Air enters through the nostrils into the nasal cavity, which is lined with mucus-secreting cells. This mucus, along with nose hairs, traps particles, dust, pollen, and bacteria. The nasal cavity connects to four paranasal sinuses (frontal, ethmoid, sphenoid, and maxillary) that warm and moisten inspired air and amplify voice resonance.
Clean, warm, and moist air moves from the nasal cavity into the pharynx (throat), which includes the nasopharynx, oropharynx, and laryngopharynx. The soft palate and uvula prevent food from entering the nasopharynx during eating. At the top of the larynx, the epiglottis acts as a lid, sealing off the airway when swallowing, directing food towards the esophagus. A cough reflex protects the larynx from anything other than air.
Air continues from the larynx down the trachea (windpipe), which splits into two mainstem bronchi at the carina. The right lung has three lobes, while the left has two. The right mainstem bronchus is wider and more vertical, making it more susceptible to foreign objects. These mainstem bronchi further divide into smaller bronchi, supported by cartilage rings.
The bronchi walls contain smooth muscle with autonomic nervous system nerves. Sympathetic nerves (fight or flight) stimulate beta 2 adrenergic receptors, increasing airway diameter. Parasympathetic nerves (rest and digest) stimulate muscarinic receptors, decreasing airway diameter. The large airways are lined with ciliated columnar cells and goblet cells that secrete mucus. This mucus traps particles, which are then moved towards the pharynx by the cilia, a process known as the mucociliary escalator.
Beyond the third generation of bronchi, airways become narrower, forming bronchioles, which don't require cartilage. Conducting bronchioles, forming about 15-20 generations, are lined by ciliated columnar cells, goblet cells, and club cells. Club cells secrete glycosaminoglycans, protecting the bronchiolar epithelium, and can transform into ciliated columnar cells to aid in regeneration. Conducting bronchioles receive oxygenated blood from the bronchial arteries.
The last part of the conducting bronchioles are the terminal bronchioles, followed by respiratory bronchioles, which feature tiny outpouchings called alveoli. There are approximately 500 million alveoli in the lungs. When an airway consists solely of alveoli, it becomes an alveolar duct, the final destination for inhaled air.

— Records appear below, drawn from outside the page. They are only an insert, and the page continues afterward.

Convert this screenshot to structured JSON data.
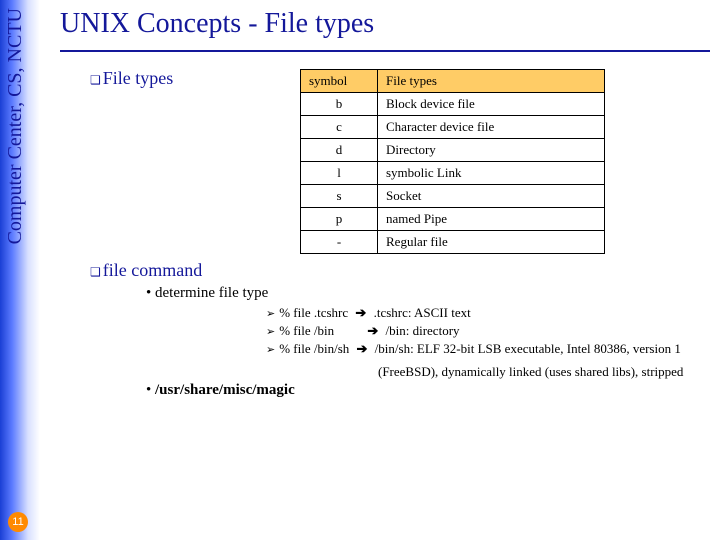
{
  "side_label": "Computer Center, CS, NCTU",
  "page_number": "11",
  "title": "UNIX Concepts - File types",
  "sections": {
    "filetypes_heading": "File types",
    "filecmd_heading": "file command"
  },
  "table": {
    "headers": {
      "c0": "symbol",
      "c1": "File types"
    },
    "rows": [
      {
        "sym": "b",
        "desc": "Block device file"
      },
      {
        "sym": "c",
        "desc": "Character device file"
      },
      {
        "sym": "d",
        "desc": "Directory"
      },
      {
        "sym": "l",
        "desc": "symbolic Link"
      },
      {
        "sym": "s",
        "desc": "Socket"
      },
      {
        "sym": "p",
        "desc": "named Pipe"
      },
      {
        "sym": "-",
        "desc": "Regular file"
      }
    ]
  },
  "filecmd": {
    "b1": "determine file type",
    "ex1_in": "% file .tcshrc",
    "ex1_out": ".tcshrc: ASCII text",
    "ex2_in": "% file /bin",
    "ex2_out": "/bin: directory",
    "ex3_in": "% file /bin/sh",
    "ex3_out": "/bin/sh: ELF 32-bit LSB executable, Intel 80386, version 1",
    "ex3_out2": "(FreeBSD), dynamically linked (uses shared libs), stripped",
    "b2": "/usr/share/misc/magic"
  },
  "glyphs": {
    "sq": "❑",
    "tri": "➢",
    "arr": "➔"
  }
}
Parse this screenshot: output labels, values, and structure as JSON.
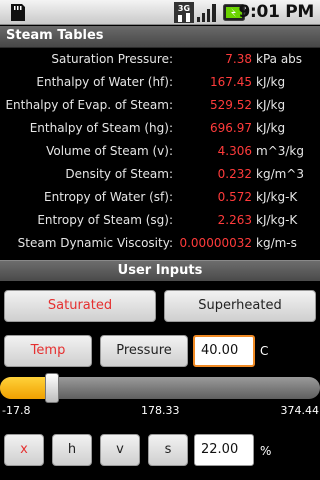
{
  "status_bar": {
    "time": "9:01 PM",
    "network_label": "3G",
    "icons": [
      "sd-card-icon",
      "3g-icon",
      "signal-icon",
      "battery-icon"
    ]
  },
  "app": {
    "title": "Steam Tables"
  },
  "results": [
    {
      "label": "Saturation Pressure:",
      "value": "7.38",
      "unit": "kPa abs"
    },
    {
      "label": "Enthalpy of Water (hf):",
      "value": "167.45",
      "unit": "kJ/kg"
    },
    {
      "label": "Enthalpy of Evap. of Steam:",
      "value": "529.52",
      "unit": "kJ/kg"
    },
    {
      "label": "Enthalpy of Steam (hg):",
      "value": "696.97",
      "unit": "kJ/kg"
    },
    {
      "label": "Volume of Steam (v):",
      "value": "4.306",
      "unit": "m^3/kg"
    },
    {
      "label": "Density of Steam:",
      "value": "0.232",
      "unit": "kg/m^3"
    },
    {
      "label": "Entropy of Water (sf):",
      "value": "0.572",
      "unit": "kJ/kg-K"
    },
    {
      "label": "Entropy of Steam (sg):",
      "value": "2.263",
      "unit": "kJ/kg-K"
    },
    {
      "label": "Steam Dynamic Viscosity:",
      "value": "0.00000032",
      "unit": "kg/m-s"
    }
  ],
  "inputs": {
    "section_title": "User Inputs",
    "mode_buttons": {
      "saturated": "Saturated",
      "superheated": "Superheated"
    },
    "type_buttons": {
      "temp": "Temp",
      "pressure": "Pressure"
    },
    "value": "40.00",
    "value_unit": "C",
    "slider": {
      "min": "-17.8",
      "mid": "178.33",
      "max": "374.44",
      "fraction": 0.148
    },
    "prop_buttons": {
      "x": "x",
      "h": "h",
      "v": "v",
      "s": "s"
    },
    "quality_value": "22.00",
    "quality_unit": "%"
  },
  "colors": {
    "accent": "#e53030",
    "value_red": "#ff3b3b",
    "focus_orange": "#f08a24",
    "slider_fill": "#f5b000"
  }
}
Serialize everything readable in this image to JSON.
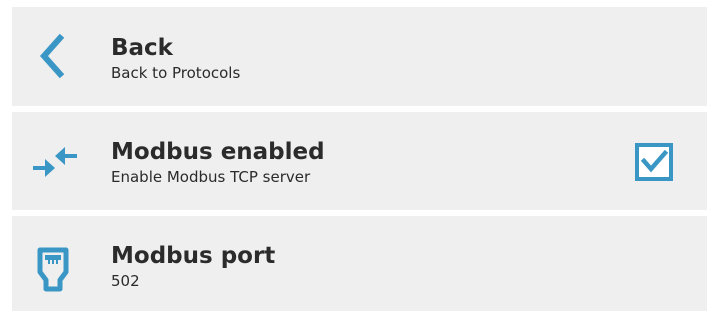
{
  "items": [
    {
      "title": "Back",
      "subtitle": "Back to Protocols",
      "icon": "chevron-left-icon"
    },
    {
      "title": "Modbus enabled",
      "subtitle": "Enable Modbus TCP server",
      "icon": "arrows-converge-icon",
      "checked": true
    },
    {
      "title": "Modbus port",
      "subtitle": "502",
      "icon": "ethernet-plug-icon"
    }
  ],
  "colors": {
    "accent": "#3a97c5",
    "row_bg": "#efefef",
    "text": "#2b2b2b"
  }
}
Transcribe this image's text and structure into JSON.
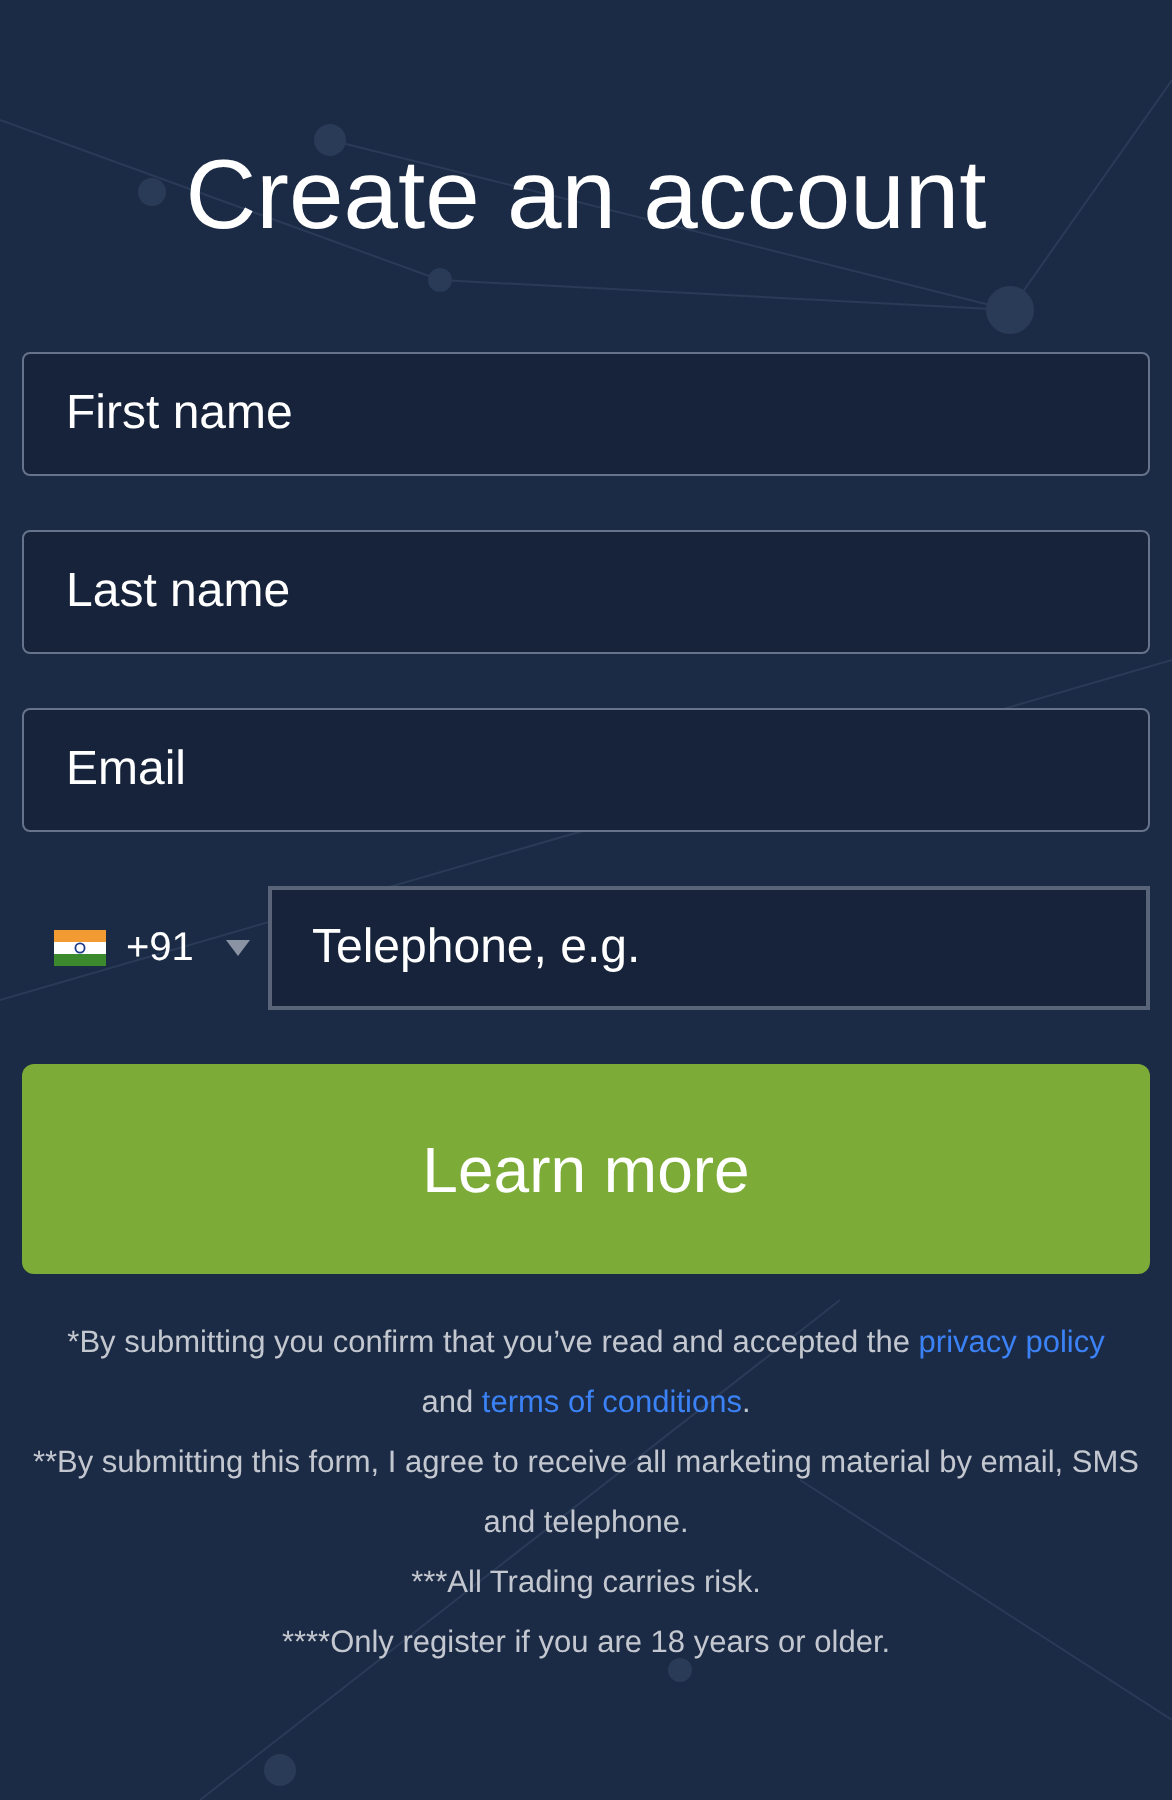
{
  "title": "Create an account",
  "fields": [
    {
      "placeholder": "First name"
    },
    {
      "placeholder": "Last name"
    },
    {
      "placeholder": "Email"
    }
  ],
  "phone": {
    "country_code": "+91",
    "placeholder": "Telephone, e.g."
  },
  "submit_button": "Learn more",
  "consent": {
    "before": "*By submitting you confirm that you’ve read and accepted the",
    "privacy_link": "privacy policy",
    "middle": "and",
    "terms_link": "terms of conditions",
    "after": "."
  },
  "notes": [
    "**By submitting this form, I agree to receive all marketing material by email, SMS and telephone.",
    "***All Trading carries risk.",
    "****Only register if you are 18 years or older."
  ]
}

The alveolar wall lacks cilia and smooth muscle, instead featuring thin pneumocytes. Most are type I pneumocytes, but type II pneumocytes secrete surfactant, which reduces surface tension and keeps alveoli open. Like club cells, type II pneumocytes can regenerate into type I pneumocytes. Alveolar macrophages engulf particles that reach deep into the lungs, traveling up the mucociliary escalator to be expelled. Air in the alveoli is separated from the blood in capillaries by the blood-gas barrier, composed of the alveolar wall (pneumocytes), basement membrane, and capillary wall (endothelial cells).
Deoxygenated blood from the pulmonary arteries flows through the capillaries surrounding the alveoli. Carbon dioxide diffuses from the blood into the alveoli to be exhaled, while oxygen from the inhaled air diffuses into the blood. This newly oxygenated blood travels to the pulmonary veins, then to the heart, and finally to the body's tissues.
In summary, the respiratory system facilitates gas exchange. Oxygen enters through the pharynx, larynx, trachea, large airways, conducting bronchioles, respiratory bronchioles, and alveoli, eventually reaching the capillaries to be distributed to the body. Carbon dioxide follows the reverse path to be exhaled.